Laut sagte er: »Aufenthalt in frischer, möglichst salzhaltiger Luft. Viel Freude und Liebe. Aber die geben Sie ihm ja«, fügte er rasch hinzu.

Annalena dachte an Thomas’ Sehnsucht nach dem Meer. In diesem Augenblick wußte sie, daß sie mit ihm ans Meer fahren würde. Bis er starb.

»Ich danke Ihnen, Herr Professor«, sagte sie leise, dann ging sie an der Seite ihres Mannes aus dem kahlen Zimmer.

»Annalena, du mußt jetzt stark sein. Thomas darf nichts erfahren«, mahnte Fritz.

Voller Unverständnis und Befremden sah Annalena ihn an. Glaubte er denn wirklich, sie würde dem Kind die schreckliche Wahrheit sagen? Wußte er denn nicht, daß sie alles tun würde, um Thomas jeden Kummer zu ersparen?

Fritz legte einen Arm um die Schulter seiner Frau. Als sie durch eine gläserne Schwingtür traten, sahen sie, wie Thomas in Begleitung des Oberarztes, der sie am Vortag empfangen hatte und einer älteren Schwester quer über einen kurzgeschorenen Rasen auf sie zukam.

Er lächelte sein stilles Lächeln und wirkte noch blasser als sonst.

Annalena war sekundenlang stehen geblieben. Sie hatte das Gefühl, als setze der Schlag ihres Herzens aus. Dann lief sie auf Thomas zu, schloß ihn in ihre Arme, hob ihn hoch und küßte sein zartes Gesicht.

»Mein Liebling, wie geht es dir?« fragte sie, und es gelang ihr, nicht zu weinen.

»Es ist alles gar nicht so schlimm. Die Ärzte und die Schwestern waren alle sehr nett zu mir. Und ich wußte ja, daß du und Papa mich heute abholen würdet.«

Über die Schulter des Jungen hinweg sah Annalena, wie der Oberarzt und Fritz einen wissenden Blick wechselten.

»Fritz hat sich schon damit abgefunden«, dachte Annalena voller Verzweiflung und Bitterkeit.

Der Oberarzt bat Fritz und Annalena, ihn am folgenden Tag noch einmal aufzusuchen. Er wollte ihnen dann auch genau erklären, wie sie sich bei zukünftigen Anfällen, die eventuell zu erwarten waren, verhalten müßten.

Annalena war dem Arzt dankbar, daß er sie jetzt nicht länger aufhielt.

Im Auto setzte sie sich neben Thomas auf den Rücksitz. Thomas trug noch seine blauen Jeans vom Vortag. Zärtlich strich Annalena eine Locke aus seiner Stirn. Thomas hatte seine rechte Hand auf ihre Knie gelegt.

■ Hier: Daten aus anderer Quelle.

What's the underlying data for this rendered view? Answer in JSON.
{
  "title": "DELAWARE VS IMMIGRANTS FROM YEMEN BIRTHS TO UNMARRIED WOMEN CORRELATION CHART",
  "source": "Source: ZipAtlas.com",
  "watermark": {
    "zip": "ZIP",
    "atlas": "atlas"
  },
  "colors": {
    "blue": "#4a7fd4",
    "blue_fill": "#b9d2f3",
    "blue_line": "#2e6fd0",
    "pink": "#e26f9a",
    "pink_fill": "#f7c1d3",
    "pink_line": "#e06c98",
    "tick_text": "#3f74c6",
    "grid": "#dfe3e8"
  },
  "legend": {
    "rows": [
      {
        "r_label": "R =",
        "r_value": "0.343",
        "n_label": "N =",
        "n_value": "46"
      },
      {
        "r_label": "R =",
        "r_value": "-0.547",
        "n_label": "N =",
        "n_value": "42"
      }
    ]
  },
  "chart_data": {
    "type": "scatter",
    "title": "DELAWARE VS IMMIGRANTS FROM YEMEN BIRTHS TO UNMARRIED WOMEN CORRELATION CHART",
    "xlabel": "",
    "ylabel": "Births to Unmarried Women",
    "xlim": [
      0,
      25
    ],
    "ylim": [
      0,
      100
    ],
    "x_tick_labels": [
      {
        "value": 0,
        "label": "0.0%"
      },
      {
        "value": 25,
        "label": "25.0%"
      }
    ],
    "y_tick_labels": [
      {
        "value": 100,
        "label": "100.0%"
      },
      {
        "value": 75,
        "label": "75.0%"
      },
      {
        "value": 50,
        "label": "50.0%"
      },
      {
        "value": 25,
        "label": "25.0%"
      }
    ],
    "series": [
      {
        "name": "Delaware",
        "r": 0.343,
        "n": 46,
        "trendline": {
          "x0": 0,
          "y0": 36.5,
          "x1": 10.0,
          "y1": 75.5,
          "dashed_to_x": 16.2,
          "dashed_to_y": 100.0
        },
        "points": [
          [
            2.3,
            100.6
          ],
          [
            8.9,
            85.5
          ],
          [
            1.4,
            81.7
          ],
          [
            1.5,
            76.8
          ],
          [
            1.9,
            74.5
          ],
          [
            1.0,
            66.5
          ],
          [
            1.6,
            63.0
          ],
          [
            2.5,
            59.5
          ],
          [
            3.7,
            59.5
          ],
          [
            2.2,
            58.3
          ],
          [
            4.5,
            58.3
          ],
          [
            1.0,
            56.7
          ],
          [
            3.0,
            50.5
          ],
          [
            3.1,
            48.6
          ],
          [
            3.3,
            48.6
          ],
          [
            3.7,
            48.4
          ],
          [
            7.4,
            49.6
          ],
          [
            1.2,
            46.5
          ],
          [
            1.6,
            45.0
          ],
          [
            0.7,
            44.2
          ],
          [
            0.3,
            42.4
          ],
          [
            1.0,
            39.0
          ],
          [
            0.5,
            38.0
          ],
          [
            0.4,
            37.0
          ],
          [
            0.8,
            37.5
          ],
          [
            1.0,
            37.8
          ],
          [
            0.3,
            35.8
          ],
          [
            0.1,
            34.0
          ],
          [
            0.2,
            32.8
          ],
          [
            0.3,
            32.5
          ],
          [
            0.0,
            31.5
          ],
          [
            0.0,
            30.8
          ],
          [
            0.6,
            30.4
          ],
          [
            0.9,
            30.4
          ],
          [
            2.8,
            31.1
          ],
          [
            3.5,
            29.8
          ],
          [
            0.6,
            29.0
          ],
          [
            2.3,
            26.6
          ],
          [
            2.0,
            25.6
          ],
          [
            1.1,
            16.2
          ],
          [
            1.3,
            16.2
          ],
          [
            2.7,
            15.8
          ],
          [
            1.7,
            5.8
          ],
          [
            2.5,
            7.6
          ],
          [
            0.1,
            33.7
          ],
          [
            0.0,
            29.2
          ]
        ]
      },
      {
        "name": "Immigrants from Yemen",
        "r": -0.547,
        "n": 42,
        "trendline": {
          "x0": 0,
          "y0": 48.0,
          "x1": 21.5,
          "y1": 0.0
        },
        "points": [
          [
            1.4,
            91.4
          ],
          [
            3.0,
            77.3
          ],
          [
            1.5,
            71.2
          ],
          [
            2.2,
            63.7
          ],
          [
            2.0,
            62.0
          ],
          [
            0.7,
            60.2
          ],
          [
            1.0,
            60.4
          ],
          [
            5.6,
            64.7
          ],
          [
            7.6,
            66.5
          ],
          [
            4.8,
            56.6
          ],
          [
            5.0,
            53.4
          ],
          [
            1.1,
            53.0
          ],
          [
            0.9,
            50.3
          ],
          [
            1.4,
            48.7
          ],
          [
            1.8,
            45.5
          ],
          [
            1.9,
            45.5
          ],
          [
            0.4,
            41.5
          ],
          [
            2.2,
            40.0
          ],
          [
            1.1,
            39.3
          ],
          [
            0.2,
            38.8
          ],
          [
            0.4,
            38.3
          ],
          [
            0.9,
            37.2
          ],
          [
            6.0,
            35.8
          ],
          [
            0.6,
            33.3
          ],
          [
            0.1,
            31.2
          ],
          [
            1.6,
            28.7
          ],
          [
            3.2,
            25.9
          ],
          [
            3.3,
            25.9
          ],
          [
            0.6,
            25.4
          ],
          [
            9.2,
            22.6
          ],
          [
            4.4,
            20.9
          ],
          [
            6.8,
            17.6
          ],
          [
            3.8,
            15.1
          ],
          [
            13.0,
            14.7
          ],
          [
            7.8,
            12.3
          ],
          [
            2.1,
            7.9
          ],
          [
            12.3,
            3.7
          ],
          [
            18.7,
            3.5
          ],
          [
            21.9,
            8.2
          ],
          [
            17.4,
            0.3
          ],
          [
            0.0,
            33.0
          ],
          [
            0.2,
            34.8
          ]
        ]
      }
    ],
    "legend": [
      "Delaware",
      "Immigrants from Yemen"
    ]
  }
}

Ein Strom von Vertrautheit verband sie miteinander.

Ich muß irgend etwas sagen, sonst fange ich an zu weinen, dichte Annalena. Sie erzählte Thomas, daß sie noch einmal über seinen Wunsch nachgedacht habe, an die See zu fahren.

»Und ich meine, daß ist ein ganz wunderbarer Gedanke. Thomas«, sagte sie. »Gleich morgen früh werde ich die Kurverwaltungen anrufen und eine Wohnung für uns bestellen.«

In Thomas’ Augen leuchtete es auf. Er mußte seine Mutter ganz schnell einmal umarmen. »Fahren wir alle vier an die See? Kommst du auch mit, Papa? rief Thomas, aufgeregt.